Out of Control Policy Blog

George Will on Offshoring

In today's Wall Street Journal, George Will explains the issue beautifully. It is the best piece on offshoring that I've seen...hopefully, some politicians saw it!

Here it is:

The Economics of Progress

By George F. Will

Friday, February 20, 2004; Page A25

It is difficult to say something perfectly, precisely false. But House Speaker Dennis Hastert did when participating in the bipartisan piling-on against the president's economic adviser, who imprudently said something sensible.

John Kerry and John Edwards, who are not speaking under oath and who know that economic illiteracy has never been a disqualification for high office, have led the scrum against the chairman of the president's Council of Economic Advisers, N. Gregory Mankiw, who said the arguments for free trade apply to trade in services as well as manufactured goods. But the prize for the pithiest nonsense went to Hastert: "An economy suffers when jobs disappear."

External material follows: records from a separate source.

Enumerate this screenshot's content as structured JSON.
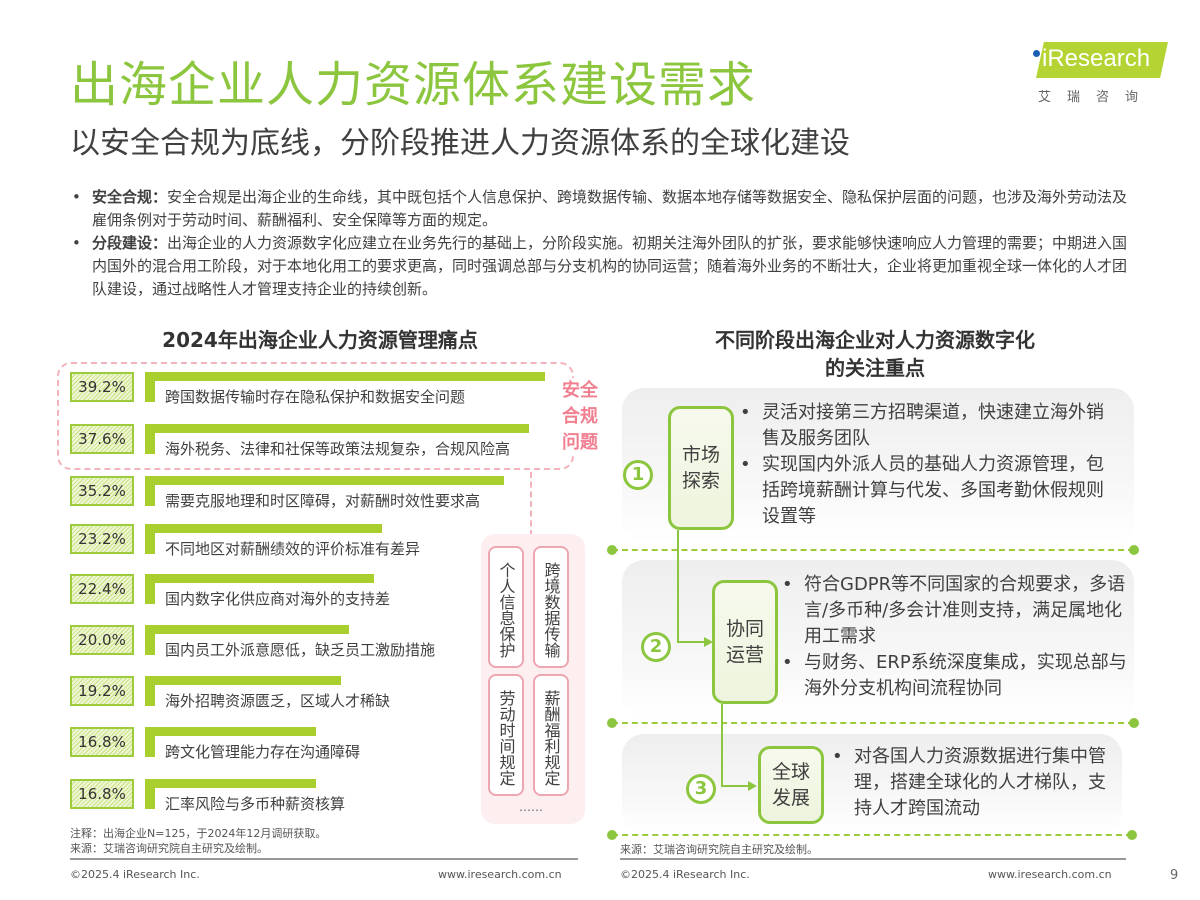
{
  "header": {
    "title": "出海企业人力资源体系建设需求",
    "subtitle": "以安全合规为底线，分阶段推进人力资源体系的全球化建设",
    "logo_text": "Research",
    "logo_cn": "艾瑞咨询",
    "brand_color": "#8cc63f"
  },
  "bullets": [
    {
      "lead": "安全合规：",
      "text": "安全合规是出海企业的生命线，其中既包括个人信息保护、跨境数据传输、数据本地存储等数据安全、隐私保护层面的问题，也涉及海外劳动法及雇佣条例对于劳动时间、薪酬福利、安全保障等方面的规定。"
    },
    {
      "lead": "分段建设：",
      "text": "出海企业的人力资源数字化应建立在业务先行的基础上，分阶段实施。初期关注海外团队的扩张，要求能够快速响应人力管理的需要；中期进入国内国外的混合用工阶段，对于本地化用工的要求更高，同时强调总部与分支机构的协同运营；随着海外业务的不断壮大，企业将更加重视全球一体化的人才团队建设，通过战略性人才管理支持企业的持续创新。"
    }
  ],
  "left_chart": {
    "title": "2024年出海企业人力资源管理痛点",
    "group_label": "安全合规问题",
    "group_label_lines": [
      "安全",
      "合规",
      "问题"
    ],
    "tags": [
      "个人信息保护",
      "跨境数据传输",
      "劳动时间规定",
      "薪酬福利规定"
    ],
    "tags_more": "……",
    "note": "注释：出海企业N=125，于2024年12月调研获取。",
    "source": "来源：艾瑞咨询研究院自主研究及绘制。"
  },
  "chart_data": {
    "type": "bar",
    "orientation": "horizontal",
    "title": "2024年出海企业人力资源管理痛点",
    "categories": [
      "跨国数据传输时存在隐私保护和数据安全问题",
      "海外税务、法律和社保等政策法规复杂，合规风险高",
      "需要克服地理和时区障碍，对薪酬时效性要求高",
      "不同地区对薪酬绩效的评价标准有差异",
      "国内数字化供应商对海外的支持差",
      "国内员工外派意愿低，缺乏员工激励措施",
      "海外招聘资源匮乏，区域人才稀缺",
      "跨文化管理能力存在沟通障碍",
      "汇率风险与多币种薪资核算"
    ],
    "values": [
      39.2,
      37.6,
      35.2,
      23.2,
      22.4,
      20.0,
      19.2,
      16.8,
      16.8
    ],
    "labels": [
      "39.2%",
      "37.6%",
      "35.2%",
      "23.2%",
      "22.4%",
      "20.0%",
      "19.2%",
      "16.8%",
      "16.8%"
    ],
    "unit": "%",
    "xlabel": "",
    "ylabel": "",
    "grid": false,
    "bar_color": "#a8cf2d",
    "annotations": [
      "安全合规问题 (前两项)"
    ],
    "note": "出海企业N=125，于2024年12月调研获取。"
  },
  "right_panel": {
    "title_line1": "不同阶段出海企业对人力资源数字化",
    "title_line2": "的关注重点",
    "stages": [
      {
        "num": "1",
        "name_line1": "市场",
        "name_line2": "探索",
        "items": [
          "灵活对接第三方招聘渠道，快速建立海外销售及服务团队",
          "实现国内外派人员的基础人力资源管理，包括跨境薪酬计算与代发、多国考勤休假规则设置等"
        ]
      },
      {
        "num": "2",
        "name_line1": "协同",
        "name_line2": "运营",
        "items": [
          "符合GDPR等不同国家的合规要求，多语言/多币种/多会计准则支持，满足属地化用工需求",
          "与财务、ERP系统深度集成，实现总部与海外分支机构间流程协同"
        ]
      },
      {
        "num": "3",
        "name_line1": "全球",
        "name_line2": "发展",
        "items": [
          "对各国人力资源数据进行集中管理，搭建全球化的人才梯队，支持人才跨国流动"
        ]
      }
    ],
    "source": "来源：艾瑞咨询研究院自主研究及绘制。"
  },
  "footer": {
    "copyright": "©2025.4 iResearch Inc.",
    "url": "www.iresearch.com.cn",
    "page": "9"
  }
}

So the economy suffered when automobiles caused the disappearance of the jobs of most blacksmiths, buggy makers, operators of livery stables, etc.? The economy did not seem to be suffering in 1999, when 33 million jobs were wiped out -- by an economic dynamism that created 35.7 million jobs. How many of the 4,500 U.S. jobs that IBM is planning to create this year will be made possible by sending 3,000 jobs overseas?

Hastert's ideal economy, where jobs do not disappear, existed almost everywhere for almost everyone through almost all of human history. In, say, 12th-century France, the ox behind which a man plowed a field changed, but otherwise the plowman was doing what generations of his ancestors had done and what generations of his descendants were to do. Those were the good old days, before economic growth.

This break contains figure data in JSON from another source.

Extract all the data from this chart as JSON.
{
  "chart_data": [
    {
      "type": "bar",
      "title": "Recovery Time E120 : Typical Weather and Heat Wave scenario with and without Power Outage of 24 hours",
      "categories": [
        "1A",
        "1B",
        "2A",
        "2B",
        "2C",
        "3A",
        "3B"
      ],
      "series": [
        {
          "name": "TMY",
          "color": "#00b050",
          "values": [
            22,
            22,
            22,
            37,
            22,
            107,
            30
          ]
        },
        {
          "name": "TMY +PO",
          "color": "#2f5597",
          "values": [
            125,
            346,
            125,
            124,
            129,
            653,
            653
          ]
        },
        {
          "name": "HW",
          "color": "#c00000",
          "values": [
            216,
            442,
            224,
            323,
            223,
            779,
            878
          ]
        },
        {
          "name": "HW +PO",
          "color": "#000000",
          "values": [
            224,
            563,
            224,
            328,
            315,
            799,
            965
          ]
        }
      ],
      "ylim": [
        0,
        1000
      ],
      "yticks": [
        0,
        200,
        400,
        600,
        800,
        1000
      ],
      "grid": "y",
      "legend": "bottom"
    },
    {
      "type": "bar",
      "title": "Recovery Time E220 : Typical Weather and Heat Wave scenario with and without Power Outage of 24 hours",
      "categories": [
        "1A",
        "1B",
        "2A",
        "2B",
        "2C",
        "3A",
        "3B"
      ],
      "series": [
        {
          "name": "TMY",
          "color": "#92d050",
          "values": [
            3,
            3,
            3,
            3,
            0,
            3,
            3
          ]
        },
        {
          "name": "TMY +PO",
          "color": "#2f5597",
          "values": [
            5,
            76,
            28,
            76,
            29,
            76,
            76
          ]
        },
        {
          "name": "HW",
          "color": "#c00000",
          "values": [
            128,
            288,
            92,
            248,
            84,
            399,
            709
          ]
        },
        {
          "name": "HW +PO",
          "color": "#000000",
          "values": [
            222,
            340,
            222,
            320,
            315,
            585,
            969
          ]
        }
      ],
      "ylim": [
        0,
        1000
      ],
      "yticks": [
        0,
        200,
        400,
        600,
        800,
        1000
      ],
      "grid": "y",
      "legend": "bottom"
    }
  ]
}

The disappearance of whole categories of jobs can be desirable for reasons other than economic rationality. The economist Irwin Stelzer recalls that John L. Lewis, the fire-breathing leader of the United Mine Workers of America from 1920 to 1960, said that he hoped to see the day when no man would make his living by going underground.

For the highly competent workforce of this wealthy nation, the loss of jobs is not a zero-sum game: It is a trading up in social rewards. When the presidential candidates were recently in South Carolina, histrionically lamenting the loss of textile jobs, they surely noticed the huge BMW presence. It is the "offshoring" of German jobs because Germany's irrational labor laws, among other things, give America a comparative advantage. Such economic calculation explains the manufacture of Mercedes-Benzes in Alabama, Hondas in Ohio, Toyotas in California.

As long as the American jobs going offshore were blue-collar jobs, the political issue did not attain the heat it has now that white-collar job losses frighten a more articulate, assertive social class. But an old lesson applies to this new situation.

The welfare state, beginning with unemployment relief, was pioneered in part by European conservatives, Disraeli and especially Bismarck, to reconcile people to change -- to the frictions and casualties of economic dynamism on which, such enlightened conservatives saw, national greatness would depend in the industrial age. It is sound social policy, and simple justice, that the party benefiting from free trade -- the nation as a whole -- should be taxed to ameliorate the discomforts of those who pay the short-term price of progress.

That is the case for education and job training for persons needing to change their skills. Such assistance is especially imperative when the casualties of change bear no responsibility for their fate -- unlike, say, U.S. steelworkers, whose overreaching in collective bargaining deepened the problems of their industry.

Kerry says offshoring is done by "Benedict Arnold CEOs." But if he wants to improve the health of U.S. airlines, and the security of the jobs and pensions of most airline employees, should he not applaud Delta for saving $25 million a year by sending some reservation services to India?

Does Kerry really want to restrain the rise of health care costs? Does he oppose having X-rays analyzed in India at a fraction of the U.S. cost?

In November, Indiana Gov. Joseph Kernan canceled a $15 million contract with a firm in India to process state unemployment claims. The contract was given to a U.S. firm that will charge $23 million. Because of this 53 percent price increase, there will be 8 million fewer state dollars for schools, hospitals, law enforcement, etc. And the benefit to Indiana is . . . what?

When Kernan made this gesture he probably was wearing something that was wholly or partly imported and that at one time, before offshoring, would have been entirely made here. Such potential embarrassments are among the perils of making moral grandstanding into an economic policy.